Photographing formals during weddings can be very tiresome and stressful to all parties involved. It’s the part of the day both the guests and the photographer often want to get past as quickly as possible. Friends and family want to enjoy the cocktail with others. Bride and Groom are tired from standing far too long and a looking forward to get some rest before the reception. Could anyone blame them?
On some occasions, I have been even asked to skip the formals in hopes of avoiding guests from stress and chaos, which sometimes can happen during the formal session. While not everyone might enjoy this experience, it is also understood that taking formal pictures is an essential part of wedding photography. This is how the memories are preserved. This is a precious way for a bride to remember her family for many, many years to come; in her happy state. So, the challenge remains for the photographer to make sure that the time allocated for the formal portraits is spent efficiently and as quickly as possible. In the eyes of the wedding guests, a photographer is a miracle worker, control freak and a very sweet person who can turn a very difficult session into something magical. So, my dear magician friends, let’s get on to it. You are the expert and what do you do next?
There are steps you can take to achieve your goal and have everyone happy on your watch. Your first step would be to make sure that the watch doesn’t go over 30 minutes for any formal session.
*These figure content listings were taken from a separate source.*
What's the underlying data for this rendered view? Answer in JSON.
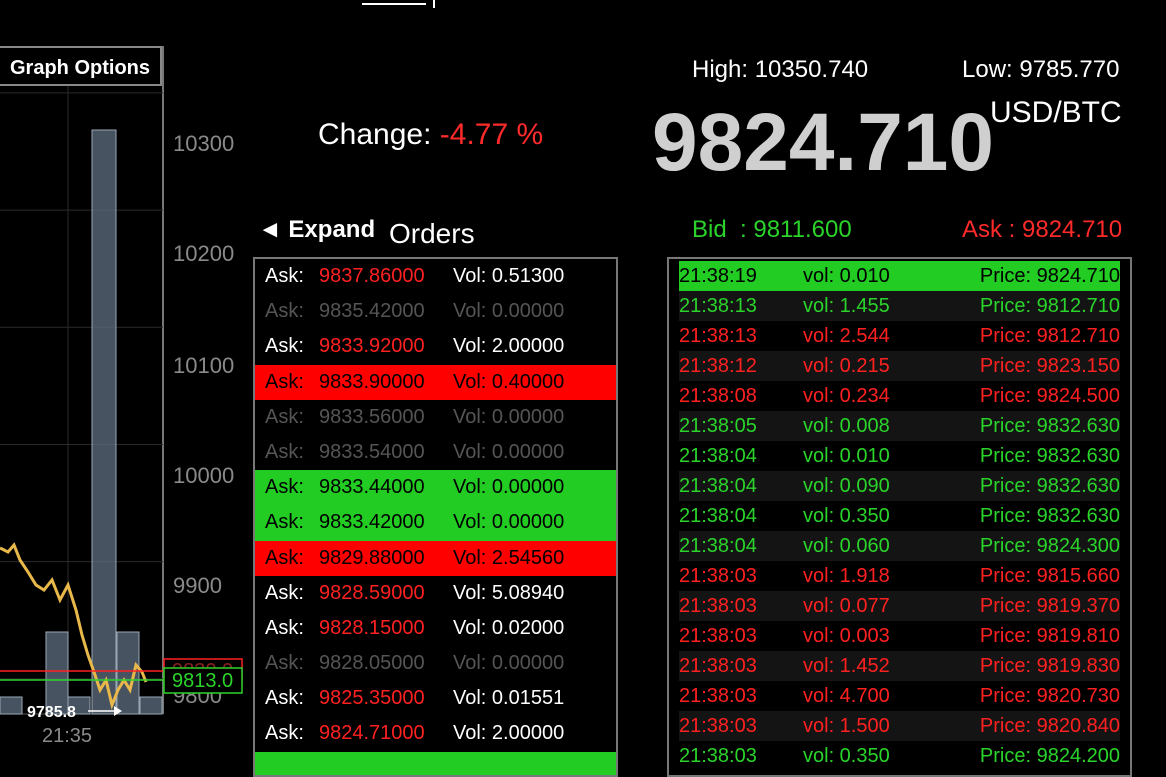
{
  "header": {
    "change_label": "Change:",
    "change_value": "-4.77 %",
    "high": "High: 10350.740",
    "low": "Low: 9785.770",
    "last_price": "9824.710",
    "pair": "USD/BTC",
    "bid": "Bid  : 9811.600",
    "ask": "Ask : 9824.710"
  },
  "graph_options_label": "Graph Options",
  "expand_label": "◄ Expand",
  "orders_title": "Orders",
  "chart_data": {
    "type": "line",
    "y_ticks": [
      "10300",
      "10200",
      "10100",
      "10000",
      "9900",
      "9800"
    ],
    "x_ticks": [
      "21:35"
    ],
    "y_range": [
      9770,
      10340
    ],
    "min_marker": "9785.8",
    "partial_label": "9830.0",
    "current_label": "9813.0",
    "line_color": "#e8b84a",
    "volume_color": "#7f8fa0"
  },
  "orders": [
    {
      "label": "Ask:",
      "price": "9837.86000",
      "vol": "Vol: 0.51300",
      "state": "normal"
    },
    {
      "label": "Ask:",
      "price": "9835.42000",
      "vol": "Vol: 0.00000",
      "state": "dim"
    },
    {
      "label": "Ask:",
      "price": "9833.92000",
      "vol": "Vol: 2.00000",
      "state": "normal"
    },
    {
      "label": "Ask:",
      "price": "9833.90000",
      "vol": "Vol: 0.40000",
      "state": "red"
    },
    {
      "label": "Ask:",
      "price": "9833.56000",
      "vol": "Vol: 0.00000",
      "state": "dim"
    },
    {
      "label": "Ask:",
      "price": "9833.54000",
      "vol": "Vol: 0.00000",
      "state": "dim"
    },
    {
      "label": "Ask:",
      "price": "9833.44000",
      "vol": "Vol: 0.00000",
      "state": "green"
    },
    {
      "label": "Ask:",
      "price": "9833.42000",
      "vol": "Vol: 0.00000",
      "state": "green"
    },
    {
      "label": "Ask:",
      "price": "9829.88000",
      "vol": "Vol: 2.54560",
      "state": "red"
    },
    {
      "label": "Ask:",
      "price": "9828.59000",
      "vol": "Vol: 5.08940",
      "state": "normal"
    },
    {
      "label": "Ask:",
      "price": "9828.15000",
      "vol": "Vol: 0.02000",
      "state": "normal"
    },
    {
      "label": "Ask:",
      "price": "9828.05000",
      "vol": "Vol: 0.00000",
      "state": "dim"
    },
    {
      "label": "Ask:",
      "price": "9825.35000",
      "vol": "Vol: 0.01551",
      "state": "normal"
    },
    {
      "label": "Ask:",
      "price": "9824.71000",
      "vol": "Vol: 2.00000",
      "state": "normal"
    },
    {
      "label": "",
      "price": "",
      "vol": "",
      "state": "green"
    }
  ],
  "trades": [
    {
      "time": "21:38:19",
      "vol": "vol: 0.010",
      "price": "Price: 9824.710",
      "side": "buy",
      "highlight": true
    },
    {
      "time": "21:38:13",
      "vol": "vol: 1.455",
      "price": "Price: 9812.710",
      "side": "buy"
    },
    {
      "time": "21:38:13",
      "vol": "vol: 2.544",
      "price": "Price: 9812.710",
      "side": "sell"
    },
    {
      "time": "21:38:12",
      "vol": "vol: 0.215",
      "price": "Price: 9823.150",
      "side": "sell"
    },
    {
      "time": "21:38:08",
      "vol": "vol: 0.234",
      "price": "Price: 9824.500",
      "side": "sell"
    },
    {
      "time": "21:38:05",
      "vol": "vol: 0.008",
      "price": "Price: 9832.630",
      "side": "buy"
    },
    {
      "time": "21:38:04",
      "vol": "vol: 0.010",
      "price": "Price: 9832.630",
      "side": "buy"
    },
    {
      "time": "21:38:04",
      "vol": "vol: 0.090",
      "price": "Price: 9832.630",
      "side": "buy"
    },
    {
      "time": "21:38:04",
      "vol": "vol: 0.350",
      "price": "Price: 9832.630",
      "side": "buy"
    },
    {
      "time": "21:38:04",
      "vol": "vol: 0.060",
      "price": "Price: 9824.300",
      "side": "buy"
    },
    {
      "time": "21:38:03",
      "vol": "vol: 1.918",
      "price": "Price: 9815.660",
      "side": "sell"
    },
    {
      "time": "21:38:03",
      "vol": "vol: 0.077",
      "price": "Price: 9819.370",
      "side": "sell"
    },
    {
      "time": "21:38:03",
      "vol": "vol: 0.003",
      "price": "Price: 9819.810",
      "side": "sell"
    },
    {
      "time": "21:38:03",
      "vol": "vol: 1.452",
      "price": "Price: 9819.830",
      "side": "sell"
    },
    {
      "time": "21:38:03",
      "vol": "vol: 4.700",
      "price": "Price: 9820.730",
      "side": "sell"
    },
    {
      "time": "21:38:03",
      "vol": "vol: 1.500",
      "price": "Price: 9820.840",
      "side": "sell"
    },
    {
      "time": "21:38:03",
      "vol": "vol: 0.350",
      "price": "Price: 9824.200",
      "side": "buy"
    }
  ]
}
1. Talk to the bride and groom before the wedding. Do your research and get to know your subjects earlier. Let’s admit that there is no way for you to get to know so many people at once. So, start early and talk it up with the bride and groom during the consultation session. Find out what their expectations are towards the formal portraits and how many people might participate in those. Sometimes it is easier to get a list of the family members who ought to be photographed alongside the bride and the groom. Ask the bride to inform her relatives that there will be a point during the wedding (if the exact timing is known, that would be more helpful) when they will be asked to get photographed. Keeping everyone informed will help you gather people around efficiently. Always make sure to ask the couple if there is anything you need to know about their families and have a strategy worked out to take care of any potential problems.
Usually, close family make it obvious for you to notice them. Walk around them, be a regular guest and interact with them before the formals, so that you are “familiar” to them. Let the guests talk and meet and have fun while you steal a few of them to get photographed. This way, everyone can be engaged all the time by either you or by other guests. It will only help you get those sincere emotions naturally, with much ease.
Also, keep in mind that you do not have to fit every single guest into a formal session. Friends and distant family members can be photographed all along the wedding reception and cocktail hour.
2. Help your subjects relax. People are often intimidated by photographers and their big cameras. And then there are bags hanging off our shoulders, with some of us using big D3′s and Mark IV’s with those giant 70-200′s. Intimidating at best… I find that being honest with my subjects helps me relax them very easily. Talk to them and communicate that you might be shooting them, but not with a rifle. You’re not dangerous, you don’t bite or bark at people, and the big bazooka-like tool you have in your hands is only intended to make them look fabulous. That’s right – joke! This will also allow the sincerity of your subjects to shine and will allow you connect with them in a different, emotional level.
3. Make a good use of maid of honor… and/or your second shooter. That’s right! Often these beautiful ladies are family or a very close person to the entire wedding party. With her help you can gather people quickly and use her as a reference point if you need names and information of guests. If there is no maid of honor, an aunt will be an excellent “go to” lady. Second shooters or assistants come in very handy during formal sessions, too. If trained properly, they can help you organize the groups to be photographed (look for grandma and grandpa who decided to go for a walk before the reception, locate an uncle at the bar, etc). They can help you set up and hold your lights, reflectors, etc. Your second shooter should not photograph with you during the formals, as it often distracts everyone.
4. Spot a good location with great light. Usually a quick glance at the area of the wedding ceremony and reception should be sufficient for you to score a little nook to use as a suitable background for the formals. Do so as it gets closer to the actual shoot. The morning light will not be the same in the afternoon and the afternoon light will not be the same during and after the sunset.
You should try to locate a nice spot with natural, soft light to illuminate your subjects. If an outside location does not work for some reason, a covered patio/gazebo or a room with big windows can be good potential candidates for the session.
5. Be at the ready to take a photo-journalistic approach. If you are storyteller, you can photograph your subjects without being noticed or without orchestrating every single thing. Be always ready and shoot away when you see a moment. Capture the emotion and love every second of it.
6. Go from large to small. Start out with a large group of people and then narrow the group down as you shoot along, leaving the closest relatives to photograph at the end – they will typically have more patience than others. It is much easier to gather everyone for a group picture at the beginning of the session. You do not want people to wait too long on the side while you are taking pictures of others.